No. In order to ensure that the generating equipment assumed in the NEP is maintained and operating, as measured in the availability calculations, then all generating equipment assumed in the NEP must be represented in the Contract Capacity. (There is no Allowed Capacity term in the revised Stage 3 Hawaii/Maui RDG PPA).

Q16:

[Posted 9/1/22] Could HECO allow for a DC Coupled solar plus storage system to use a different methodology to calculate NEP which does allow for the benefit of the BESS?

A16:

No. The Company is seeking consistent proposals. AC/DC proposals will be evaluated equivalently. The benefit of the BESS is captured in the production modeling.

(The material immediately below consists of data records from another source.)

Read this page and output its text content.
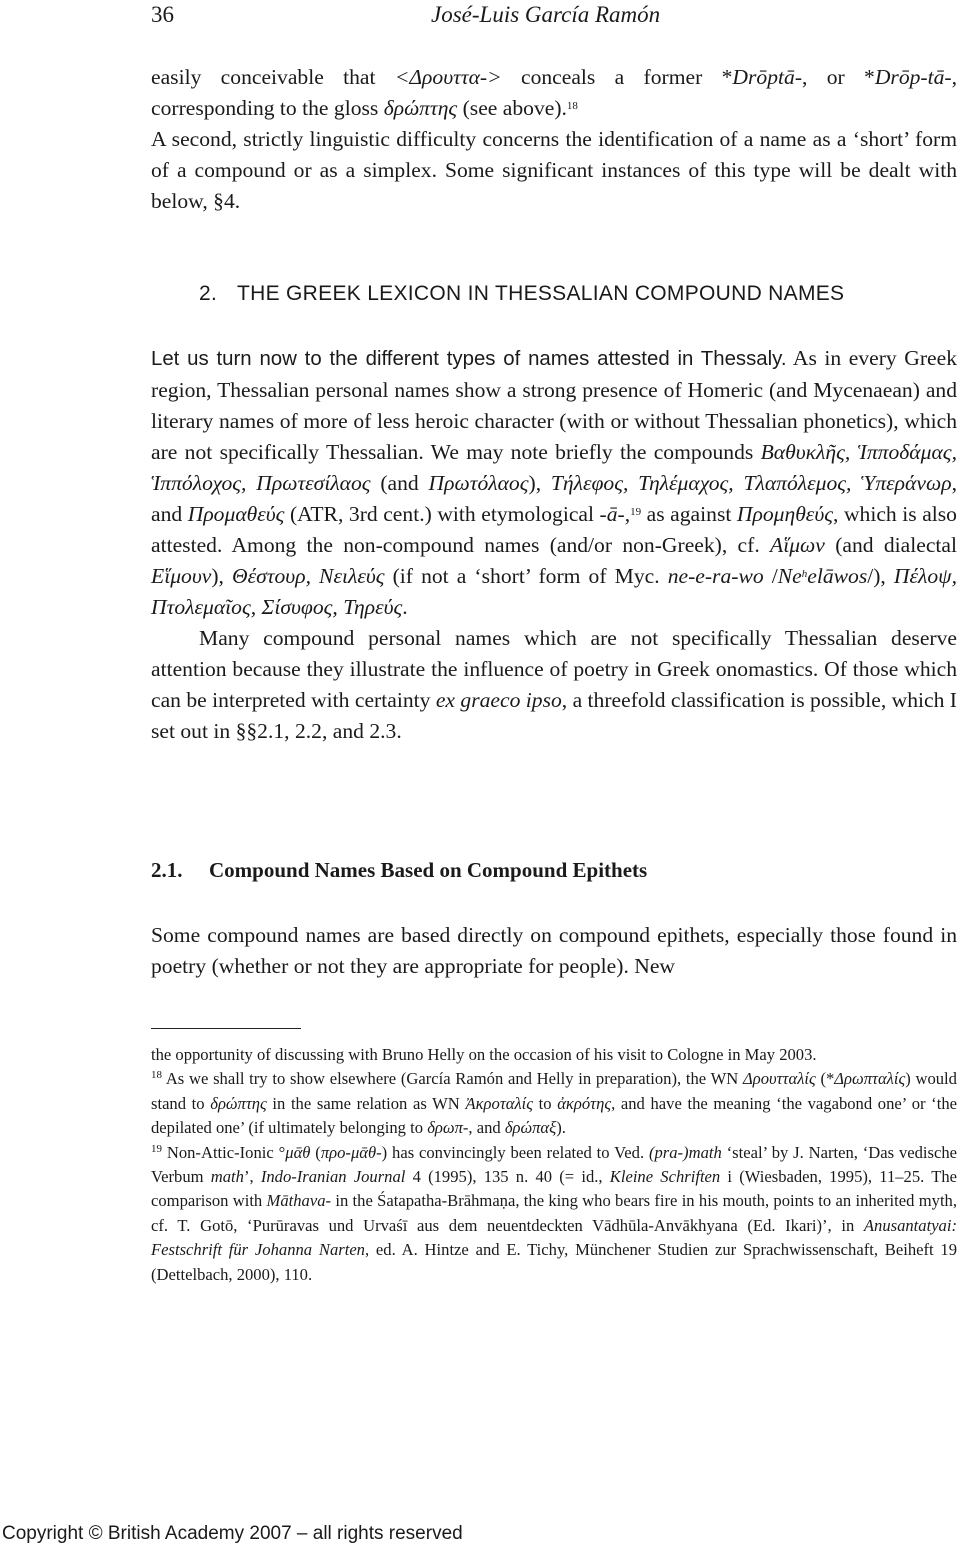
36	José-Luis García Ramón

easily conceivable that <Δρουττα-> conceals a former *Drōptā-, or *Drōp-tā-, corresponding to the gloss δρώπτης (see above).$^{18}$

A second, strictly linguistic difficulty concerns the identification of a name as a ‘short’ form of a compound or as a simplex. Some significant instances of this type will be dealt with below, §4.

2. THE GREEK LEXICON IN THESSALIAN COMPOUND NAMES

Let us turn now to the different types of names attested in Thessaly. As in every Greek region, Thessalian personal names show a strong presence of Homeric (and Mycenaean) and literary names of more of less heroic character (with or without Thessalian phonetics), which are not specifically Thessalian. We may note briefly the compounds Βαθυκλῆς, Ἱπποδάμας, Ἱππόλοχος, Πρωτεσίλαος (and Πρωτόλαος), Τήλεφος, Τηλέμαχος, Τλαπόλεμος, Ὑπεράνωρ, and Προμαθεύς (ATR, 3rd cent.) with etymological -ā-,$^{19}$ as against Προμηθεύς, which is also attested. Among the non-compound names (and/or non-Greek), cf. Αἵμων (and dialectal Εἵμουν), Θέστουρ, Νειλεύς (if not a ‘short’ form of Myc. ne-e-ra-wo /Ne$^h$elāwos/), Πέλοψ, Πτολεμαῖος, Σίσυφος, Τηρεύς.

Many compound personal names which are not specifically Thessalian deserve attention because they illustrate the influence of poetry in Greek onomastics. Of those which can be interpreted with certainty ex graeco ipso, a threefold classification is possible, which I set out in §§2.1, 2.2, and 2.3.

2.1. Compound Names Based on Compound Epithets

Some compound names are based directly on compound epithets, especially those found in poetry (whether or not they are appropriate for people). New

the opportunity of discussing with Bruno Helly on the occasion of his visit to Cologne in May 2003.

$^{18}$ As we shall try to show elsewhere (García Ramón and Helly in preparation), the WN Δρουτταλίς (*Δρωπταλίς) would stand to δρώπτης in the same relation as WN Ἀκροταλίς to ἀκρότης, and have the meaning ‘the vagabond one’ or ‘the depilated one’ (if ultimately belonging to δρωπ-, and δρώπαξ).

$^{19}$ Non-Attic-Ionic °μᾱθ (προ-μᾱθ-) has convincingly been related to Ved. (pra-)math ‘steal’ by J. Narten, ‘Das vedische Verbum math’, Indo-Iranian Journal 4 (1995), 135 n. 40 (= id., Kleine Schriften i (Wiesbaden, 1995), 11–25. The comparison with Māthava- in the Śatapatha-Brāhmaṇa, the king who bears fire in his mouth, points to an inherited myth, cf. T. Gotō, ‘Purūravas und Urvaśī aus dem neuentdeckten Vādhūla-Anvākhyana (Ed. Ikari)’, in Anusantatyai: Festschrift für Johanna Narten, ed. A. Hintze and E. Tichy, Münchener Studien zur Sprachwissenschaft, Beiheft 19 (Dettelbach, 2000), 110.

Copyright © British Academy 2007 – all rights reserved
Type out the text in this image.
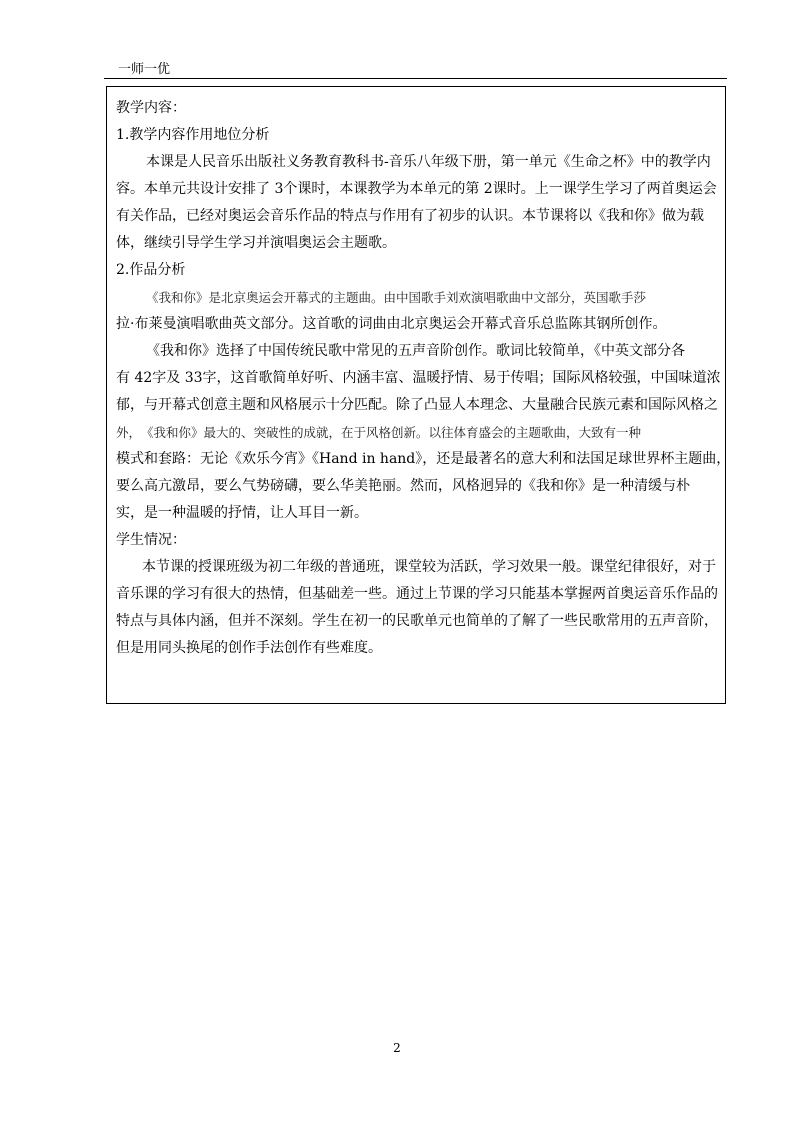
一师一优
教学内容：
1.教学内容作用地位分析
本课是人民音乐出版社义务教育教科书-音乐八年级下册，第一单元《生命之杯》中的教学内
容。本单元共设计安排了 3个课时，本课教学为本单元的第 2课时。上一课学生学习了两首奥运会
有关作品，已经对奥运会音乐作品的特点与作用有了初步的认识。本节课将以《我和你》做为载
体，继续引导学生学习并演唱奥运会主题歌。
2.作品分析
《我和你》是北京奥运会开幕式的主题曲。由中国歌手刘欢演唱歌曲中文部分，英国歌手莎
拉·布莱曼演唱歌曲英文部分。这首歌的词曲由北京奥运会开幕式音乐总监陈其钢所创作。
《我和你》选择了中国传统民歌中常见的五声音阶创作。歌词比较简单，《中英文部分各
有 42字及 33字，这首歌简单好听、内涵丰富、温暖抒情、易于传唱；国际风格较强，中国味道浓
郁，与开幕式创意主题和风格展示十分匹配。除了凸显人本理念、大量融合民族元素和国际风格之
外，　《我和你》最大的、突破性的成就，在于风格创新。以往体育盛会的主题歌曲，大致有一种
模式和套路：无论《欢乐今宵》《Hand in hand》，还是最著名的意大利和法国足球世界杯主题曲，
要么高亢激昂，要么气势磅礴，要么华美艳丽。然而，风格迥异的《我和你》是一种清缓与朴
实，是一种温暖的抒情，让人耳目一新。
学生情况：
本节课的授课班级为初二年级的普通班，课堂较为活跃，学习效果一般。课堂纪律很好，对于
音乐课的学习有很大的热情，但基础差一些。通过上节课的学习只能基本掌握两首奥运音乐作品的
特点与具体内涵，但并不深刻。学生在初一的民歌单元也简单的了解了一些民歌常用的五声音阶，
但是用同头换尾的创作手法创作有些难度。
2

If seller intends to install a larger amount of capacity to produce a certain NEP, then that must be represented and committed to within the bid proposal as the Contract Capacity, and the storage size matched to the Net Nameplate Capacity used to ensure that Contract Capacity (i.e., 4 hours at Net Nameplate Capacity).

Q17:

[Posted 11/23/22] Is an easement an acceptable form of demonstrating Site Control, as required by Section 4.3 of the RFP?

A17:

Yes. An easement is an acceptable form of demonstrating Site Control, noting all forms of site control (including an easement) would still need to be reviewed to confirm exclusivity, terms of conditions, etc.